KCI Designs, Executes Historic 1,200-Mile Design, Construction Project
By Jeff Griffin, Senior Editor | January 2013, Vol. 68, No. 1

The design criteria instructions furnished to the engineering teams specified the utilization of the most effective construction methodology, said Siemek. Because of significant make-ready costs associated with placing cables on existing utility poles, the percentages changed to 15 percent aerial, 85 percent underground. Eighty percent of underground cable in Baltimore was placed in existing utility pathways.

“Aerial construction costs ranged from $5,000 to $30,000 per pole, depending on the complexity of the make-ready work,” Siemek said. “KCI’s recommended alternative underground alignments saved more than $500,000 in construction costs over following aerial routes lined with severely congested poles.”

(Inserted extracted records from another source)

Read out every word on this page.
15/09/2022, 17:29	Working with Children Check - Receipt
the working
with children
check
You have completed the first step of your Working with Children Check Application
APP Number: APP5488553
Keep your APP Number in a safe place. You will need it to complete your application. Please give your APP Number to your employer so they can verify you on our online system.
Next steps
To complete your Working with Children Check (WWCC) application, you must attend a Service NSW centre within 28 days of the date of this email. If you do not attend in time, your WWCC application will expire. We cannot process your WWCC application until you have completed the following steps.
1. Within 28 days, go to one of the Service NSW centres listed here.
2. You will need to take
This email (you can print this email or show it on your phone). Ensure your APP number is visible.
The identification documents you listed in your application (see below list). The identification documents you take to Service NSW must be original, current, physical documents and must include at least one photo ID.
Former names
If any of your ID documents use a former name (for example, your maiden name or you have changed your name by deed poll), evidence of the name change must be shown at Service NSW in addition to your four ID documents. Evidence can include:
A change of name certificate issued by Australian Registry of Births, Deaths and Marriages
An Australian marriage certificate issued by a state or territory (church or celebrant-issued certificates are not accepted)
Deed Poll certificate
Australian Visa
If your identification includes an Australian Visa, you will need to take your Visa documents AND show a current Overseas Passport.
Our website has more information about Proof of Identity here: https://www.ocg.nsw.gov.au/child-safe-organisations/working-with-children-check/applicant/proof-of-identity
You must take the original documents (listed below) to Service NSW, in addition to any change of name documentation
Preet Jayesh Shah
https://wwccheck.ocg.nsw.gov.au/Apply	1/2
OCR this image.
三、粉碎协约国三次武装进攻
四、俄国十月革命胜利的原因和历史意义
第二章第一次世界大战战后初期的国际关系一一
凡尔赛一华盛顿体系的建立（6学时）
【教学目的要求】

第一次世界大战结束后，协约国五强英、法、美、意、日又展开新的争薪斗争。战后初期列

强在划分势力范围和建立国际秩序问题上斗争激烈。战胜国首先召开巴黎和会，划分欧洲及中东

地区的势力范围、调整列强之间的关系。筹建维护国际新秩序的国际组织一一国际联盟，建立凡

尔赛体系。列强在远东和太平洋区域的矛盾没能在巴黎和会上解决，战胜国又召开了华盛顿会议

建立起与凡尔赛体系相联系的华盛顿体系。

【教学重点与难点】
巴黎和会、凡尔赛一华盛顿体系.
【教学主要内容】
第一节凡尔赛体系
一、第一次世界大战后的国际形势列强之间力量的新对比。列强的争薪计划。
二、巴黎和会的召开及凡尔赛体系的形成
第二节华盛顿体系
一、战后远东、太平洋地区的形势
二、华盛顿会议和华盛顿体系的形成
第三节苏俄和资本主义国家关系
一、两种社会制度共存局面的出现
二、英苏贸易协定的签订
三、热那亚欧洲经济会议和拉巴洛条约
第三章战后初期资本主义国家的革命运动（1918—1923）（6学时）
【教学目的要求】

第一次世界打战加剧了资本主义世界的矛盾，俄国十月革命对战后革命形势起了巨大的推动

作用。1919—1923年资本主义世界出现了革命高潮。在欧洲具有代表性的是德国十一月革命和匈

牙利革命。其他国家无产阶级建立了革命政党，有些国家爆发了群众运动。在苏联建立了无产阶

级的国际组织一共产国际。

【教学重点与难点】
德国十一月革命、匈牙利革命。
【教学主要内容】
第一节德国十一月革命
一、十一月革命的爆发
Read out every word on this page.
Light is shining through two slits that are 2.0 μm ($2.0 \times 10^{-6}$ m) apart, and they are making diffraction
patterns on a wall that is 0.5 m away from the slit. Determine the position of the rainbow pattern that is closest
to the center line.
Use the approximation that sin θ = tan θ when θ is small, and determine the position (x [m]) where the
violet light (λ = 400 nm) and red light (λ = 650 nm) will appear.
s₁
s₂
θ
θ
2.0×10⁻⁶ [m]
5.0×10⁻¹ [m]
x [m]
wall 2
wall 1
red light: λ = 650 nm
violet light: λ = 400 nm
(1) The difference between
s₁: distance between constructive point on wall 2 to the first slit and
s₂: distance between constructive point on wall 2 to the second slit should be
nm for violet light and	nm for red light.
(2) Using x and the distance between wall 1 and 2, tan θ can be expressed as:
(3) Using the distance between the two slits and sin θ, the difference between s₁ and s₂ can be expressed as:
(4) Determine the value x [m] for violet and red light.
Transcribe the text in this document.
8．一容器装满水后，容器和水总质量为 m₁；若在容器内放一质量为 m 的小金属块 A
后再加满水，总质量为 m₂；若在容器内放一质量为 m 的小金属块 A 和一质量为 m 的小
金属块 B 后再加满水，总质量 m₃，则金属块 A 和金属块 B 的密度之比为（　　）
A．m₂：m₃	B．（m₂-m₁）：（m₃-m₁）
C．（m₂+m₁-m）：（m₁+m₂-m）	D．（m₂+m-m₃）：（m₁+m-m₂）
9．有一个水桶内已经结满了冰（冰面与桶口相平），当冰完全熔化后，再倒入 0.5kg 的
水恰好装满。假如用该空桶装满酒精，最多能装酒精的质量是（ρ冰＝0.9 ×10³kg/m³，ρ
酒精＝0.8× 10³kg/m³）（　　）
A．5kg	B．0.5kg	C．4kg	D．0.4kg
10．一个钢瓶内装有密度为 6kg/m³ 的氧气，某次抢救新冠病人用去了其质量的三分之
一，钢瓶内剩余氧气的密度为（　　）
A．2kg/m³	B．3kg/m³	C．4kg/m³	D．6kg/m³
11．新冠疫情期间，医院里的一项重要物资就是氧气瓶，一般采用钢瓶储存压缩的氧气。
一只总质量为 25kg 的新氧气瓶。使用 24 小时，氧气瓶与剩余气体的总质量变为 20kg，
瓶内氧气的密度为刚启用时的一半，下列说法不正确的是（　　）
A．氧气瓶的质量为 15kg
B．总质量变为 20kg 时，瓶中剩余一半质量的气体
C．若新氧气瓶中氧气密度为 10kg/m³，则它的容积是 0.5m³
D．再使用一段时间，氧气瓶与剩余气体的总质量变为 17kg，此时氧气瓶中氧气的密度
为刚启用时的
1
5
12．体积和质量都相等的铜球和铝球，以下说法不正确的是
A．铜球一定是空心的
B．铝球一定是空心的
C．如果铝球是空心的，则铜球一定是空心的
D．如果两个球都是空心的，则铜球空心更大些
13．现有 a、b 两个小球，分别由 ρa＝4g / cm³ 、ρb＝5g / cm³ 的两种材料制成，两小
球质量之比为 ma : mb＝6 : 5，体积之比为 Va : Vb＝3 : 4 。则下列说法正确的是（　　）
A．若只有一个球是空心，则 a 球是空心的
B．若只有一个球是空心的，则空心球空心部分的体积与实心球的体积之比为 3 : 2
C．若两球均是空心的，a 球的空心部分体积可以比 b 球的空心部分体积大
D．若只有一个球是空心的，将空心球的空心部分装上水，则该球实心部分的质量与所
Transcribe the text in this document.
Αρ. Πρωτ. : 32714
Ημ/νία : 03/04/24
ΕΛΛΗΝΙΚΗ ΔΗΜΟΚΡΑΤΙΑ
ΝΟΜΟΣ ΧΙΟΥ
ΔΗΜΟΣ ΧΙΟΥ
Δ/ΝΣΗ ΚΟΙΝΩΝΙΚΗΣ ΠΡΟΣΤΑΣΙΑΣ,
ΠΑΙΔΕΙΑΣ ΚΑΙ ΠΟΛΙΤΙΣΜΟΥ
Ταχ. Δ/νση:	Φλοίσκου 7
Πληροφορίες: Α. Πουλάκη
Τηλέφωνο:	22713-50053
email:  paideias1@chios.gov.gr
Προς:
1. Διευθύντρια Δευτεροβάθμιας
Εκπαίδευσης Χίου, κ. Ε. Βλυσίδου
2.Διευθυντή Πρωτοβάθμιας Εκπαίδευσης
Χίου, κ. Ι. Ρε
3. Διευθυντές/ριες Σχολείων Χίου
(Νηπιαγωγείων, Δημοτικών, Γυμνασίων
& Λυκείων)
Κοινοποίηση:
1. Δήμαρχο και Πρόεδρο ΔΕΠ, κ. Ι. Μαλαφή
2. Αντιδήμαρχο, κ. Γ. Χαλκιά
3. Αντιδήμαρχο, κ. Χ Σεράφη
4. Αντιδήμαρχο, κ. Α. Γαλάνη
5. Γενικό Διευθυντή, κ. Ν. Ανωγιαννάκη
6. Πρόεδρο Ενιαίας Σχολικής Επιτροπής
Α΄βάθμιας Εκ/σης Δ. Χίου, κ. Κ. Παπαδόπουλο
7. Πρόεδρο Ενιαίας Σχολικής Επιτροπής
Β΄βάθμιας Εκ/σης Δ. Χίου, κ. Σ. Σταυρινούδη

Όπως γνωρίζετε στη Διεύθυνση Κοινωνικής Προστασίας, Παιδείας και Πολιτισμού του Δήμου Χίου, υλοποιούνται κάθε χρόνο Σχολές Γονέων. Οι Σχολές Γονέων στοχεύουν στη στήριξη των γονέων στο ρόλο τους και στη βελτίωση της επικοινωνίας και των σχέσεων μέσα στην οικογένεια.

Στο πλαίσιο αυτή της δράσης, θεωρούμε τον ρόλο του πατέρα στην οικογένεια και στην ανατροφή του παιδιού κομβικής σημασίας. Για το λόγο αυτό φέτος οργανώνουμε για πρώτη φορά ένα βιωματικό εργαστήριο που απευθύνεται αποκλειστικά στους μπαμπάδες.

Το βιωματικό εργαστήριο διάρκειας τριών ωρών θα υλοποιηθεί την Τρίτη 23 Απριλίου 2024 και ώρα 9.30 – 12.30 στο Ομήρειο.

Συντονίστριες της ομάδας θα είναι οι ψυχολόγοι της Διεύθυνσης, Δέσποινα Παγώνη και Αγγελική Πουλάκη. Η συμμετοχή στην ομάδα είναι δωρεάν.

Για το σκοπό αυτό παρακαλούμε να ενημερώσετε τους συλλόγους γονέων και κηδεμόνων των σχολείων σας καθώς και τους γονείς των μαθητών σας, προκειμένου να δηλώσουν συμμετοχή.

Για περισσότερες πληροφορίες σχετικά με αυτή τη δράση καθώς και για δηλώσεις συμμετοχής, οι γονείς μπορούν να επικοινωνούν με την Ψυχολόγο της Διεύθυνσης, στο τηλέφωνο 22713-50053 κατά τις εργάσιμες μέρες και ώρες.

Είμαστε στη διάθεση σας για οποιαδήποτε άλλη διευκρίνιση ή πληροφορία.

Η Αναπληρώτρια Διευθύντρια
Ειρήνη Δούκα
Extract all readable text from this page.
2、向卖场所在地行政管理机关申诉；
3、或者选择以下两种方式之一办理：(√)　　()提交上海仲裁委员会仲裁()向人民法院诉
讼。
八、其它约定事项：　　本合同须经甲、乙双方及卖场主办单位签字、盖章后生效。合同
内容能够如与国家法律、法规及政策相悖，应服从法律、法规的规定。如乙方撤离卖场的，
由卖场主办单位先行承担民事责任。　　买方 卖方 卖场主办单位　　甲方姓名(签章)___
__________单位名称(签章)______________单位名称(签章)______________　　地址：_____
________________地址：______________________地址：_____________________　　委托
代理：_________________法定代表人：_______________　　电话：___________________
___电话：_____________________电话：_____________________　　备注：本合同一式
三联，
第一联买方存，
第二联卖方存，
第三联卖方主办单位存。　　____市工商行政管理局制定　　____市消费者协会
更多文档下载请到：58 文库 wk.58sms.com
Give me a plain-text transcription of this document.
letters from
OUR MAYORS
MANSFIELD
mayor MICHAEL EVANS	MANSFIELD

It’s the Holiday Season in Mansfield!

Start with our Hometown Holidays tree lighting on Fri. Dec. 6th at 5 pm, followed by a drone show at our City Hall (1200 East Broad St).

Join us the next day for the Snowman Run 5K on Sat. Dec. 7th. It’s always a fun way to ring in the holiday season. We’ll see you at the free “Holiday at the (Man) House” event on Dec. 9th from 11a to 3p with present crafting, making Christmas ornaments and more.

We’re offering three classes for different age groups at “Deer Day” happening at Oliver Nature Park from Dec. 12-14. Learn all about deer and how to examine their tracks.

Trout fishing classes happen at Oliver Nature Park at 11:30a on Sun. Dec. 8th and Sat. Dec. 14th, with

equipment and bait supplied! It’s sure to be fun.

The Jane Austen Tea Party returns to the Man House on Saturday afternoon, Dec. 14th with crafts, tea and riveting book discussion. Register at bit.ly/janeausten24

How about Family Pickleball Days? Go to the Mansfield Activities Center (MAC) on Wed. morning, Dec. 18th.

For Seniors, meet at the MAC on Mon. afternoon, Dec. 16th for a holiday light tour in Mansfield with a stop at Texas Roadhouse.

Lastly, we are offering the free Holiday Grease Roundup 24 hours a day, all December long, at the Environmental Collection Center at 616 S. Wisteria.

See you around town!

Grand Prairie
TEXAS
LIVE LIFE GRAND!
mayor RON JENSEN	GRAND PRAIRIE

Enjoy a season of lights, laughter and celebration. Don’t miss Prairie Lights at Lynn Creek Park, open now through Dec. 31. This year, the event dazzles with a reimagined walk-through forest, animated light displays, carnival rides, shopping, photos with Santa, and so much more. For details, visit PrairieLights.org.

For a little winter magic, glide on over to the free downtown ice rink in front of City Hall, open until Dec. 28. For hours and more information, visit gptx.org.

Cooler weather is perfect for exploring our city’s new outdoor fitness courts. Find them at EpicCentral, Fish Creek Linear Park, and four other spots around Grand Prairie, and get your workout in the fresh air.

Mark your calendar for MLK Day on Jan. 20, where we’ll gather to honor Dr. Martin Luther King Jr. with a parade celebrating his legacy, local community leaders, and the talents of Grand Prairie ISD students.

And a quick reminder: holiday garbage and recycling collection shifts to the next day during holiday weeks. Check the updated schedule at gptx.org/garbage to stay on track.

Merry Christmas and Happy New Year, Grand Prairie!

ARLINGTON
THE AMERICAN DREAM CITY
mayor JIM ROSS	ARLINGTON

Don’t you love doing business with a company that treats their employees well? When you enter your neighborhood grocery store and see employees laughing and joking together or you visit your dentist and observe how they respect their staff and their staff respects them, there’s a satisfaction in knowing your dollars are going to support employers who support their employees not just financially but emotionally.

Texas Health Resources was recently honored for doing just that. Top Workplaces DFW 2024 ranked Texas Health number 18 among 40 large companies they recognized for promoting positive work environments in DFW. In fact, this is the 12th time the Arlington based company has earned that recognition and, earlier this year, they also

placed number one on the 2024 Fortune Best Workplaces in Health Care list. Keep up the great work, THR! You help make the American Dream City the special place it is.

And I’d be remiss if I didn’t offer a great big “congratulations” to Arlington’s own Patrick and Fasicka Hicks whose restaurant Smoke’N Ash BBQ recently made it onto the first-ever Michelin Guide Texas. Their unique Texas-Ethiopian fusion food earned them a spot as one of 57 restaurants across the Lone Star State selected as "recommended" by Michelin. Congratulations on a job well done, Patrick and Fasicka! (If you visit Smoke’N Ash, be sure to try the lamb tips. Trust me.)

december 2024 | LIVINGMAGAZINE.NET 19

Shifting large portions of the network from aerial to underground went smoothly and did not delay construction schedules. Siemek said KCI’s knowledge of the engineering and construction permit requirements within the nine jurisdictions expedited the transition.

Open-cut construction was utilized when there were existing utilities in conflict. The project encompassed urban and suburban areas so all types of construction methods and environments were encountered. Surface conditions ranged from asphalt top coat over reinforced concrete road base to turf areas.

Busy boring

Horizontal directional drilling (HDD) was the predominant method of construction for underground conduit installation. Bores were made for street crossings, along street rights-of-way, water crossings and surface obstacles.

“KCI had as many as 17 drilling subcontractors operating 68 drill units and approximately 100 technicians working at the peak of construction,” said Siemek.

Bores ranged from 100 to 600 feet with the average approximately 500 feet. HDD equipment included compact models with pullback ratings from 5,000 to 9,000 pounds and medium-size machines with 20,000 pounds of pullback.

Wherever trenchless underground construction was used, test pits were excavated to visibly identify locations of all existing utilities along the proposed cable routes.

Standard duct on the project was two-inch diameter SDR11 HDPE. All pipe was rolled on reels. Mechanical connectors were made at test pits or tie-ins. Approximately 95 percent of the installation was single two-inch duct, no bundling.

KCI placed the cable using conventional pulling methods. Fifty-foot slack loops were required at each hand box placed approximately 500 feet apart. Siemek said this made pulling a more economical option compared to blowing.